TTI recorded US$80 million in net profit attributable to shareholders, a 72.8% increase in the first half of 2011. Total Group sales in the first half were US$1.78 billion, an increase of 11.0% over the same period in 2010. This growth was achieved through new product introductions across all businesses and significant expansion in industrial tools and accessories. Our new product vitality rate continued at approximately one third of sales. Basic earnings per share improved to US5.00 cents, an increase of 71.2% compared to the same period last year.
The Power Equipment business delivered a robust 11.3% growth in sales led by our MILWAUKEE®, RYOBI®, and AEG® brands. Our North American business achieved high single-digit growth, while the rest of world business grew double-digit. The Floor Care and Appliances business grew sales by 10.4%, led by the continuation of product innovation under the HOOVER®, DIRT DEVIL® and VAX® brands.

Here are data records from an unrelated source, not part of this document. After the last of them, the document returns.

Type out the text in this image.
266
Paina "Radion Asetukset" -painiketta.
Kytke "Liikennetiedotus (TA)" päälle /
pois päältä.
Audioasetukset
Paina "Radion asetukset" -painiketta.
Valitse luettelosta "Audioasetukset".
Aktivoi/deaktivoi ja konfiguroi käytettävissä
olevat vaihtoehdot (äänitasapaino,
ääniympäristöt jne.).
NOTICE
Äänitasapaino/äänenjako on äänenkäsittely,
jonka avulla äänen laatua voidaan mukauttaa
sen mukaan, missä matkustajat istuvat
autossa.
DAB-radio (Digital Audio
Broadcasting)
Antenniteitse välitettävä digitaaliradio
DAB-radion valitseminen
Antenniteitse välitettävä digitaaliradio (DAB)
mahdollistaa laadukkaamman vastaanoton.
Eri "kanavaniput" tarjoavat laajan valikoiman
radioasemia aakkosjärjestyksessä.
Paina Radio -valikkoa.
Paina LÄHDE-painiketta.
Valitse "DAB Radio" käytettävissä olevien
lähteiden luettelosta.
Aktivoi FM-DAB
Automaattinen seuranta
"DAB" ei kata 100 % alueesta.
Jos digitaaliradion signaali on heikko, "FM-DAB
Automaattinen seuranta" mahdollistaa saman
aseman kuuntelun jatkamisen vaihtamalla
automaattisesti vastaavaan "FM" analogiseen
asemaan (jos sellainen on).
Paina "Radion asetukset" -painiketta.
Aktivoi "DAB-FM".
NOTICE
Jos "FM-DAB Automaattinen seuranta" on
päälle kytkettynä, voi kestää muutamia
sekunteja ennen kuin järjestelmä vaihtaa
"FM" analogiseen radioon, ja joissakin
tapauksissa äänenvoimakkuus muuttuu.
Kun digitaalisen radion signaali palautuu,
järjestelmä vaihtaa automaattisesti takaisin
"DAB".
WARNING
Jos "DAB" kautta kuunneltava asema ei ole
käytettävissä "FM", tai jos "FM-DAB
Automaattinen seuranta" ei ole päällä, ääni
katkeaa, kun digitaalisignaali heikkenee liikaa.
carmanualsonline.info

Our gross margin increased to 32.9% from 32.6% in the first half of 2010. Accelerated productivity improvements were generated through value engineering, lean manufacturing, and supply chain efficiency programs to help offset inflationary pressures. SG&A expenses improved from 26.8% of sales in the first half of last year to 26.6%, while we continued investing in advertising and promotion to support new product introductions and strategic brand building initiatives.
The Company continues to manage working capital prudently to maintain financial flexibility and fund growth. In the first half, working capital as a percentage of sales improved to 20.1% compared to 21.2% for the same period last year.